Step 2: Prepare input topic and start Kafka producer
Next, we create the input topic named streams-plaintext-input and the output topic named streams-wordcount-output:
bin/kafka-topics.sh --create \ --zookeeper localhost:2181 \ --replication-factor 1 \ --partitions 1 \ --topic streams-plaintext-input
Note: we create the output topic with compaction enabled because the output stream is a changelog stream
bin/kafka-topics.sh --create \ --zookeeper localhost:2181 \ --replication-factor 1 \ --partitions 1 \ --topic streams-wordcount-output \ --config cleanup.policy=compact
The created topic can be described with the same kafka-topics tool:
bin/kafka-topics.sh --zookeeper localhost:2181 --describe
Step 3: Start the Wordcount Application
The following command starts the WordCount demo application:
The demo application will read from the input topic streams-plaintext-input, perform the computations of the WordCount algorithm on each of the read messages, and continuously write its current results to the output topic streams-wordcount-output. Hence there won't be any STDOUT output except log entries as the results are written back into in Kafka.
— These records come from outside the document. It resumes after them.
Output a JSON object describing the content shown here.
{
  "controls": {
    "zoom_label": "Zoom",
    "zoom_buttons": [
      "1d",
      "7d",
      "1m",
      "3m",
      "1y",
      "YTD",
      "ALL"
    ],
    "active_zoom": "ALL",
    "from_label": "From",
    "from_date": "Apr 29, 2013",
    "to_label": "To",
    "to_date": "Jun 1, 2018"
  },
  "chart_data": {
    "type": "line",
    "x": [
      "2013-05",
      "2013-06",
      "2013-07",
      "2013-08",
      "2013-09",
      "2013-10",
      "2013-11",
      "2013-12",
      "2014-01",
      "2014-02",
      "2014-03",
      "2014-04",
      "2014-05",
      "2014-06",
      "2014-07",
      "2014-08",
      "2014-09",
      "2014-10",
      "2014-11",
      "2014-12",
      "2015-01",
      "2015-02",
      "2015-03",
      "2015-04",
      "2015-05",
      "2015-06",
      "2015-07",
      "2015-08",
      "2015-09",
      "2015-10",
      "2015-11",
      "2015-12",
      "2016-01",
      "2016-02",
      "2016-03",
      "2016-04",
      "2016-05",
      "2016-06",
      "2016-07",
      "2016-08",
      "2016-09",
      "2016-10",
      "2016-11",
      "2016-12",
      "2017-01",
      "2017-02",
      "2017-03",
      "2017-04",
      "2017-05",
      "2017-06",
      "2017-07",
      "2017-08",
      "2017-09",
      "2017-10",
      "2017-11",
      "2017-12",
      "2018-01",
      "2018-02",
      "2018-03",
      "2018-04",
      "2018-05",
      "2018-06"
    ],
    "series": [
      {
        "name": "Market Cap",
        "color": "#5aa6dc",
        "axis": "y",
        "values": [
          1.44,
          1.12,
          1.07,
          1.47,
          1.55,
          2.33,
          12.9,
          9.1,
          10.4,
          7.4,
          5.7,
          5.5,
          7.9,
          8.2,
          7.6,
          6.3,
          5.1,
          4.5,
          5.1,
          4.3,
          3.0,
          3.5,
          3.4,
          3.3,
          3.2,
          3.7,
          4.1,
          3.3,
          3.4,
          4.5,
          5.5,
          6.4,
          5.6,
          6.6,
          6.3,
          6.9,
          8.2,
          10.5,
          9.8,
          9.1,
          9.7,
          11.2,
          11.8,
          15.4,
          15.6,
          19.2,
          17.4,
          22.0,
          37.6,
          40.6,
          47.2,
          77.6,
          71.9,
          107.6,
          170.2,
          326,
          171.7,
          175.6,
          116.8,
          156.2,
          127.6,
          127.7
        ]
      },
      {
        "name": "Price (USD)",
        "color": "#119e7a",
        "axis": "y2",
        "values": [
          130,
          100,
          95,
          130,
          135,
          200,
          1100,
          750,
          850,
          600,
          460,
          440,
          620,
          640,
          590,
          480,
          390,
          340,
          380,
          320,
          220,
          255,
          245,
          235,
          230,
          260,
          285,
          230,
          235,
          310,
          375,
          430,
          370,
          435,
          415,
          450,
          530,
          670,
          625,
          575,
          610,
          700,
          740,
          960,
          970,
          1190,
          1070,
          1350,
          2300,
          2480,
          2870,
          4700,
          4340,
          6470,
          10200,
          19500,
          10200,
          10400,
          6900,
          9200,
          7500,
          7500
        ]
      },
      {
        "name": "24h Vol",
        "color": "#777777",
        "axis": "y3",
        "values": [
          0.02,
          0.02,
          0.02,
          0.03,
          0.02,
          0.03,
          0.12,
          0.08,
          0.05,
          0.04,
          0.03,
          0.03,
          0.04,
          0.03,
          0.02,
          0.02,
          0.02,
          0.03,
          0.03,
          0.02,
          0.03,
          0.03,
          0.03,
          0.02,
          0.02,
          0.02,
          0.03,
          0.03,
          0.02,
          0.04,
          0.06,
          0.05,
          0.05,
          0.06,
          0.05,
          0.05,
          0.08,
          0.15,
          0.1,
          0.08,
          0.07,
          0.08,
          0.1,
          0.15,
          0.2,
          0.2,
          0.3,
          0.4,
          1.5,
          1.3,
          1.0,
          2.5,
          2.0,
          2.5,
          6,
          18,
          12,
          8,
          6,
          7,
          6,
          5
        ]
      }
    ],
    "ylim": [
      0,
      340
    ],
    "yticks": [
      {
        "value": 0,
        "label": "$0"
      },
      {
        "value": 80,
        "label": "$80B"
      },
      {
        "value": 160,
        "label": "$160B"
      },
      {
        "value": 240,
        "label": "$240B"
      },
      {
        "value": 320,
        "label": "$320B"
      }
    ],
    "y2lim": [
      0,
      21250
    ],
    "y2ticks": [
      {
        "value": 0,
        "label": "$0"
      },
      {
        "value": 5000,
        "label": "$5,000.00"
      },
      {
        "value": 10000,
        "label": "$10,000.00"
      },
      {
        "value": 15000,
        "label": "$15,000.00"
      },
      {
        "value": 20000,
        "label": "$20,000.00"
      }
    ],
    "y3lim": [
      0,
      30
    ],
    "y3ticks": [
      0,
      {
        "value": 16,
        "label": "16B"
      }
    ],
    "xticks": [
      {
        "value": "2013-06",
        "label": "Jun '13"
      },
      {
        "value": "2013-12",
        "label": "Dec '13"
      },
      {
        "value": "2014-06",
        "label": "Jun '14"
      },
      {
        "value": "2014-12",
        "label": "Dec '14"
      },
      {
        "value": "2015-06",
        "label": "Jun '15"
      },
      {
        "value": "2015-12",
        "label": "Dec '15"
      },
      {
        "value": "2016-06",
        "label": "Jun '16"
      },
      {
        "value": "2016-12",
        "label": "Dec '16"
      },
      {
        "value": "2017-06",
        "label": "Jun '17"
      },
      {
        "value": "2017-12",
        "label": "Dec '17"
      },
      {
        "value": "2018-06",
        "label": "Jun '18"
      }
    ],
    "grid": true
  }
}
Now we can start the console producer in a separate terminal to write some input data to this topic:
bin/kafka-console-producer.sh --broker-list localhost:9092 --topic streams-plaintext-input
and inspect the output of the WordCount demo application by reading from its output topic with the console consumer in a separate terminal:
bin/kafka-console-consumer.sh --bootstrap-server localhost:9092 \ --topic streams-wordcount-output \ --from-beginning \ --formatter kafka.tools.DefaultMessageFormatter \ --property print.key=true \ --property print.value=true \ --property key.deserializer=org.apache.kafka.common.serialization.StringDeserializer \ --property value.deserializer=org.apache.kafka.common.serialization.LongDeserializer
Step 4: Process some data
Now let's write some message with the console producer into the input topic streams-plaintext-input by entering a single line of text and then hit <RETURN>. This will send a new message to the input topic, where the message key is null and the message value is the string encoded text line that you just entered (in practice, input data for applications will typically be streaming continuously into Kafka, rather than being manually entered as we do in this quickstart):
bin/kafka-console-producer.sh --broker-list localhost:9092 --topic streams-plaintext-input > all streams lead to kafka
This message will be processed by the Wordcount application and the following output data will be written to the streams-wordcount-output topic and printed by the console consumer:
bin/kafka-console-consumer.sh --bootstrap-server localhost:9092 --topic streams-wordcount-output \ --from-beginning \ --formatter kafka.tools.DefaultMessageFormatter \ --property print.key=true \ --property print.value=true \ --property key.deserializer=org.apache.kafka.common.serialization.StringDeserializer \ --property value.deserializer=org.apache.kafka.common.serialization.LongDeserializer > all 1 > streams 1 > lead 1 > to 1 > kafka 1
To test the APP further, we can type the following to Kafka producer:
> hello kafka streams
In your other terminal in which the console consumer is running, you will observe that the WordCount application wrote new output data:
> bin/kafka-console-consumer.sh --bootstrap-server localhost:9092 --topic streams-wordcount-output \ --from-beginning \ --formatter kafka.tools.DefaultMessageFormatter \ --property print.key=true \ --property print.value=true \ --property key.deserializer=org.apache.kafka.common.serialization.StringDeserializer \ --property value.deserializer=org.apache.kafka.common.serialization.LongDeserializer all 1 streams 1 lead 1 to 1 kafka 1 hello 1 kafka 2 streams 2
Here the last printed lines kafka 2 and streams 2 indicate updates to the keys kafka and streams whose counts have been incremented from 1 to 2. Whenever you write further input messages to the input topic, you will observe new messages being added to the streams-wordcount-output topic, representing the most recent word counts as computed by the WordCount application.
Step 5: Teardown the application
You can now stop the console consumer, the console producer, the Wordcount application, the Kafka broker and the ZooKeeper server in order via Ctrl-C.